Yann Beuron (© Guido Loconsolo)
Qui sont les jeunes chanteurs qui vous impressionnent le plus dans la nouvelle génération ?
Il y a beaucoup de jeunes talentueux parmi les trentenaires. S’il me fallait en citer deux ou trois, ce seraient Stanislas de Barbeyrac et Cyril Dubois chez les ténors et Marianne Crebassa chez les femmes. Ce sont de vraies graines d’artistes, qui iront très loin !
Lorsque vous faites le bilan de votre carrière, quels sont vos principaux regrets et vos principales fiertés ?
Je suis fier de mon parcours qui est le fruit de beaucoup de travail. J’ai souvent ressenti que j’avais besoin de me remettre en question, de continuer à chercher de nouvelles choses. Et j’ai appris par l’expérience qu’on ne cesse jamais de découvrir de nouvelles choses sur soi. D’autant que la voix évolue. Je n’ai pas tellement de regret, si ce n’est de ne pas savoir ce que j’aurais pu faire de ma voix si j’avais eu un bon professeur étant jeune. En effet, lorsque j’avais vingt ans, ma langue était en boule. Comme sa racine est reliée au larynx, cela me posait beaucoup de problèmes vocaux. J’ai donc dû travailler dur avec une cuillère pour parvenir à abaisser la langue. Or, à ce moment-là, j’ai eu de mauvais professeurs de technique vocale. Je regrette de ne pas avoir rencontré le professeur dont on peut dire après vingt ans qu’on a eu de la chance de rencontrer, car cela conditionne beaucoup de choses. En fait, c’est plus de la curiosité qu’un réel regret.

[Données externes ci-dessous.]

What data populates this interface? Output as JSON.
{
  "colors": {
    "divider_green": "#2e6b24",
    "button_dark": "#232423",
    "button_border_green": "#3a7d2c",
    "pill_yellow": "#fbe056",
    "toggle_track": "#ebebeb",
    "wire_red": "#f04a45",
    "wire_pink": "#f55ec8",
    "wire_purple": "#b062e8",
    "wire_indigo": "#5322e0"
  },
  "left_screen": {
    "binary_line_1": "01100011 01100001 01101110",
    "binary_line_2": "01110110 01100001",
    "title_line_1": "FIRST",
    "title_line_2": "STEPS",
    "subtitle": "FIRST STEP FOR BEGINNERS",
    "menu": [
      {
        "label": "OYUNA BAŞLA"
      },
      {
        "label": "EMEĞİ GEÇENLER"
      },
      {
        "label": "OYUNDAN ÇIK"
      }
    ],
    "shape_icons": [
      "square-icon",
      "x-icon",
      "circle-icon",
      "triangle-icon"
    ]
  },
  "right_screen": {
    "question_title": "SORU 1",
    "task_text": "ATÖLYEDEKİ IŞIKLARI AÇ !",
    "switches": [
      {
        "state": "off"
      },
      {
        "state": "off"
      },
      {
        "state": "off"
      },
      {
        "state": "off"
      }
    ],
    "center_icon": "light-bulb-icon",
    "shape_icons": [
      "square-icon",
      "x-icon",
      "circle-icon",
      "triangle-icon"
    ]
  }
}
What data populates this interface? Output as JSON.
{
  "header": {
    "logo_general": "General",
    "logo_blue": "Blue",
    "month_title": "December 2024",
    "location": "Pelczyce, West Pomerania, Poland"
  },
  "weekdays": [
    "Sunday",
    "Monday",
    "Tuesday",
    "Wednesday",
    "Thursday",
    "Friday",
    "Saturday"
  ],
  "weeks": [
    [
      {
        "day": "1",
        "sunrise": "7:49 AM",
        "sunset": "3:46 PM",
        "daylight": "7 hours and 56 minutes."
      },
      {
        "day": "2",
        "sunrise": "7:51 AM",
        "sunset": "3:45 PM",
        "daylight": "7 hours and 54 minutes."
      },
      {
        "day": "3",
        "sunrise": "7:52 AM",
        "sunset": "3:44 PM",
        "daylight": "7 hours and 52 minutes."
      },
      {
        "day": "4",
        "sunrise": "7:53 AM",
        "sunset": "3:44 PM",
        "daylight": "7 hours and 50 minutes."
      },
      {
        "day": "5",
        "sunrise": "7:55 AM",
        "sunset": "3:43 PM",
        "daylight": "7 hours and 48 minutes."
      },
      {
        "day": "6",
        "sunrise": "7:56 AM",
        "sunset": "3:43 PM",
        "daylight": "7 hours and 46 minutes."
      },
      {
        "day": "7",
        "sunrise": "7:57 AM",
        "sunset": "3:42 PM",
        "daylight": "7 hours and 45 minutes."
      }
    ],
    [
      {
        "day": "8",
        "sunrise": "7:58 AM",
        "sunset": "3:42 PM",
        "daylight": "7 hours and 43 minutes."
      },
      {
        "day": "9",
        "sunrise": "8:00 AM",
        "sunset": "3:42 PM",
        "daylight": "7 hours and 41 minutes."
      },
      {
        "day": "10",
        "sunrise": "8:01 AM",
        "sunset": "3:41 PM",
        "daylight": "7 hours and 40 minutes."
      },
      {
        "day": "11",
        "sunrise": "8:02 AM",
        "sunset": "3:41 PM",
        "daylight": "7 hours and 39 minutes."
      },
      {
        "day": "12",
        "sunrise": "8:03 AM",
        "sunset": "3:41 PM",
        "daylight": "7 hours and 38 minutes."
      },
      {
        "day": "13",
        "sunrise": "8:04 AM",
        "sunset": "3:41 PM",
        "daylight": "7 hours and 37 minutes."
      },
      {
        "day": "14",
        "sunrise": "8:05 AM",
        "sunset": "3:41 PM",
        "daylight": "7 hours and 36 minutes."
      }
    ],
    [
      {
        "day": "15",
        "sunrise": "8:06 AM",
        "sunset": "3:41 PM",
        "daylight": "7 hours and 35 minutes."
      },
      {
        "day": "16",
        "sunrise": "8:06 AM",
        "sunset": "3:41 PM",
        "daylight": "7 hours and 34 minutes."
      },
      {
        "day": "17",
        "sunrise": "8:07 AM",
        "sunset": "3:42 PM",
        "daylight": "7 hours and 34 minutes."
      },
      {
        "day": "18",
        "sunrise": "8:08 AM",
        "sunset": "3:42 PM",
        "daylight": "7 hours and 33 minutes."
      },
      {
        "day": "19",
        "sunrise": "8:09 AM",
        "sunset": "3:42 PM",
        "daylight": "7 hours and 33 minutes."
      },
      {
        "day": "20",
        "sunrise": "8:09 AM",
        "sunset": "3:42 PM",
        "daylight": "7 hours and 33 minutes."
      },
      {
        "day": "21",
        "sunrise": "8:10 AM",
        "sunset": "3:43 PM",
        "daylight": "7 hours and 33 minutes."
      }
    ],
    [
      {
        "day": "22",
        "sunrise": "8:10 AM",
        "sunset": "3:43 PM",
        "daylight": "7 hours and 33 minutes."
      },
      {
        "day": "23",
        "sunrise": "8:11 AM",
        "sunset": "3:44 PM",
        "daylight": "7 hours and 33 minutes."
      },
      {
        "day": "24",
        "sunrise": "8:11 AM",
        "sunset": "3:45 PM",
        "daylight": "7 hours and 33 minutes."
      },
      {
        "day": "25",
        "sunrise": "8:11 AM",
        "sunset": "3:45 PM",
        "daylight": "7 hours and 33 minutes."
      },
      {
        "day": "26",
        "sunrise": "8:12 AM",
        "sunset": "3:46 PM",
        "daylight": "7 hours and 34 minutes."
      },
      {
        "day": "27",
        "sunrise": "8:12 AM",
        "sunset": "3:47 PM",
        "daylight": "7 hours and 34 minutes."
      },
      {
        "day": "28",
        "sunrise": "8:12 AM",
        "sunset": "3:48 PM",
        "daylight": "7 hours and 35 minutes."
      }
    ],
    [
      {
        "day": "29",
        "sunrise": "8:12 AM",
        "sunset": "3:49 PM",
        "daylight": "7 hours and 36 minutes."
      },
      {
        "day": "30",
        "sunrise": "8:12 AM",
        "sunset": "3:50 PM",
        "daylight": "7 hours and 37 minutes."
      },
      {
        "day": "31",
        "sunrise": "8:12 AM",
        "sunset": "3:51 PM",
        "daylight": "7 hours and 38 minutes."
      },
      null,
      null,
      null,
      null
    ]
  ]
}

Quels sont vos principaux projets à venir ?
Après les Contes d’Hoffmann, je vais à l’Auditorium de Bordeaux pour l’Heure espagnole, puis à Malmö pour l’Enfance du Christ de Berlioz. En février, à la Monnaie, il y aura Pénélope de Fauré avec Antonacci et Plasson, que je suis ravi de retrouver. Comme nous l’avons mentionné, il y aura Pinocchio cet été. Avec le Palazzetto Bru Zane, en plus de l’enregistrement de mélodies de Saint-Saëns, nous préparons un album de mélodies d’un compositeur méconnu du XIXème siècle, Fernand de La Tombelle. Nous travaillerons à Venise. Je me réjouis vraiment de faire partie de ce projet.